Erst der 1895 gegründete Kahlenberger Kirchenverein griff die Idee erneut auf. Doch auch diese Initiative scheiterte schlussendlich an der Unfinanzierbarkeit des Denkmals.
„Eine eminente Ehrenschuld“
„Eine eminente Ehrenschuld“
Anlässlich des 200-jährigen Jubiläums der Entsatzschlacht von 1683 entbrannte in Wien ein heftiger Streit darüber, welchen Helden von damals ein Denkmal gesetzt werden sollte.
Nachdem das ‚Ministerium für Cultus und Unterricht‘ ein ‚Starhemberg-Denkmal‘ im Stephansdom geplant hatte, das sich durch die Hervorhebung des damaligen Stadtkommandanten vorrangig der Verteidigung Wiens widmen sollte, sah es die 1881 gegründete ‚Bürgervereinigung Liebenberg‘ als notwendig an, auch den Entsatz Wiens in einem ‚Befreiungsdenkmal‘ am Kahlenberg als Ort der siegreichen Entsatzschlacht zu würdigen.
In der ersten Vereinsbroschüre der ‚Bürgervereinigung Liebenberg‘ von 1883 wurde die Bedeutung dieses Denkmals hervorgehoben. Es sei
eine eminente Ehrenschuld, nicht allein der Stadt Wien, sondern ganz Oesterreichs, um nicht zu sagen ganz Europas, – nachdem das Moment der heldenmüthigen Vertheidigung der Stadt Wien in dem geplanten Starhemberg-Monumente im St. Stefans-Dome verewigt werden wird, – das zweite Moment dieses Aktes, die Befreiung, den Entsatz Wiens, in einem Befreiungsdenkmale zu Ehren der (unter Führung des Königs Sobieski von Polen) verbündeten Entsatzarmeen und Fürsten zu verewigen. (‚Bürgervereinigung Liebenberg‘ 1883: 38f.)
Ein Obelisk, der „weit hinaus sichtbar sein sollte“
Um neben der Verteidigung Wiens auch an die siegreiche Entsatzschlacht 1683 zu erinnern, war ursprünglich ein Denkmal auf der linken Seite des Hochaltars (Evangelienseite) der St. Josefskirche am Kahlenberg geplant.
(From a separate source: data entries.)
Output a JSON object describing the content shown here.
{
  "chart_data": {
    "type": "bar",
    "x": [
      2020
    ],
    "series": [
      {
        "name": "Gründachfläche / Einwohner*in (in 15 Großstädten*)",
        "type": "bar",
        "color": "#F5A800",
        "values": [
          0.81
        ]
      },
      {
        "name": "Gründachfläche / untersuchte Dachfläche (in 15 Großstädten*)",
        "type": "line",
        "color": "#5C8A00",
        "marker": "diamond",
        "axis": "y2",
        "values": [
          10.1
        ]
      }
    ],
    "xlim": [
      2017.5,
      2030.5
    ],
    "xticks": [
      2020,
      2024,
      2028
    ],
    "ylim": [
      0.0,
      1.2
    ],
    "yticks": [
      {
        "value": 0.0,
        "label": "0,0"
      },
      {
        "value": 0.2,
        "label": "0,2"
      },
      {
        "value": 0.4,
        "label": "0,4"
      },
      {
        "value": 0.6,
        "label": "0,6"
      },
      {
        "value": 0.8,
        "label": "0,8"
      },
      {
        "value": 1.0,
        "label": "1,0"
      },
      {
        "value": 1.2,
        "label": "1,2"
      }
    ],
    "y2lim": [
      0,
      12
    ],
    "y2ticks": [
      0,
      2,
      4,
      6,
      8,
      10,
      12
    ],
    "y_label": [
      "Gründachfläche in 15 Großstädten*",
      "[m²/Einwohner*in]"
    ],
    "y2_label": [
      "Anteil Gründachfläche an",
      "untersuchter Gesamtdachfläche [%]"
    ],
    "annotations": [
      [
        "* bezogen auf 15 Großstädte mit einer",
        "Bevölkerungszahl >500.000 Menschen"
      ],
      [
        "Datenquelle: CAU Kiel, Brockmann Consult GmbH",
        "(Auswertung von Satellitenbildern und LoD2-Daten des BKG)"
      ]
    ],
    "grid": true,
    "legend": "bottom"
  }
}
Dieses sollte den Kapuzinermönch Marco d’Aviano zeigen, wie er dem polnischen König Sobieski und den Feldherren die heilige Kommunion reicht. Statt dieser Darstellung setzte sich aber die Idee durch, ein ‚Entsatz-Denkmal‘ im Freien zu errichten.
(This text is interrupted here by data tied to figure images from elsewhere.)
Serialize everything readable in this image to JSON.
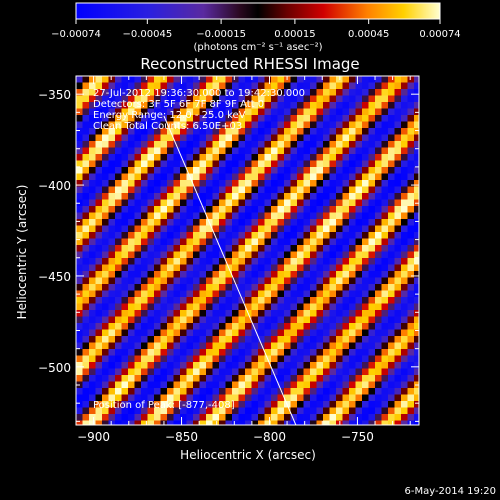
{
  "chart_data": {
    "type": "heatmap",
    "title": "Reconstructed RHESSI Image",
    "xlabel": "Heliocentric X (arcsec)",
    "ylabel": "Heliocentric Y (arcsec)",
    "xlim": [
      -910,
      -715
    ],
    "ylim": [
      -532,
      -340
    ],
    "x_ticks": [
      {
        "value": -900,
        "label": "−900"
      },
      {
        "value": -850,
        "label": "−850"
      },
      {
        "value": -800,
        "label": "−800"
      },
      {
        "value": -750,
        "label": "−750"
      }
    ],
    "y_ticks": [
      {
        "value": -350,
        "label": "−350"
      },
      {
        "value": -400,
        "label": "−400"
      },
      {
        "value": -450,
        "label": "−450"
      },
      {
        "value": -500,
        "label": "−500"
      }
    ],
    "colorbar": {
      "range": [
        -0.00074,
        0.00074
      ],
      "ticks": [
        {
          "value": -0.00074,
          "label": "−0.00074"
        },
        {
          "value": -0.00045,
          "label": "−0.00045"
        },
        {
          "value": -0.00015,
          "label": "−0.00015"
        },
        {
          "value": 0.00015,
          "label": "0.00015"
        },
        {
          "value": 0.00045,
          "label": "0.00045"
        },
        {
          "value": 0.00074,
          "label": "0.00074"
        }
      ],
      "unit_label": "(photons cm⁻² s⁻¹ asec⁻²)"
    },
    "annotations": [
      "27-Jul-2012 19:36:30.000 to 19:42:30.000",
      "Detectors: 3F 5F 6F 7F 8F 9F Att 0",
      "Energy Range: 12.0 - 25.0 keV",
      "Clean    Total Counts: 6.50E+03",
      "Position of Peak: [-877,-408]"
    ],
    "limb_line": {
      "x": [
        -860,
        -785
      ],
      "y": [
        -362,
        -532
      ]
    },
    "fringe_pattern": {
      "orientation": "diagonal, upper-left to lower-right",
      "band_spacing_x_arcsec": 34
    }
  },
  "footer": {
    "timestamp": "6-May-2014 19:20"
  }
}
1883 wurde vom Oberfinanzrat Pius Twardowski, einem Mitglied der ‚Bürgervereinigung Liebenberg‘, in der Ausgabe der ‚Neuen Illustrierten Zeitung‘ vom 28. Jänner 1883 in erster Linie der Entwurf für einen Obelisken, in zweiter Linie der Vorschlag für eine Gedenksäule veröffentlicht, „welche von der Höhe des Kahlenbergs bis Wien und weit hinaus in das Land sichtbar sein sollte“ (Twardowski 28.01.1883: 278).
Die dazugehörige Skizze des Architekten und Gemeinderats Andreas Streit, ebenfalls ein Mitglied der ‚Bürgervereinigung Liebenberg‘, zeigte einen Obelisken nach dem Muster einer römischen Siegessäule mit 40 Metern Höhe und drei Metern Durchmesser – ein Entwurf, der dem 1890 enthüllten Liebenberg-Denkmal bereits von Aufbau und Inhalt sehr ähnelt.
Victoria als Symbol für den „Sieg über den Islam“
Victoria als Symbol für den „Sieg über den Islam“
Der Obelisk sollte auf einem von Stufen umgebenen großen Sockel stehen und von der geflügelten Siegesgöttin Victoria bekrönt sein, „die in der Rechten das zur Befreiung bereite Schwert, in der Linken das Kreuz gegen Wien vorgestreckt hält, zum Zeichen, daß die Befreier die christlichen Völker waren“ (Twardowski 28.01.1883: 278), „gleichsam den Sieg der christlichen Armeen Mitteleuropas über den eroberungssüchtigen Islam der Welt verkündend“ (‚Bürgervereinigung Liebenberg‘ 1883: 39).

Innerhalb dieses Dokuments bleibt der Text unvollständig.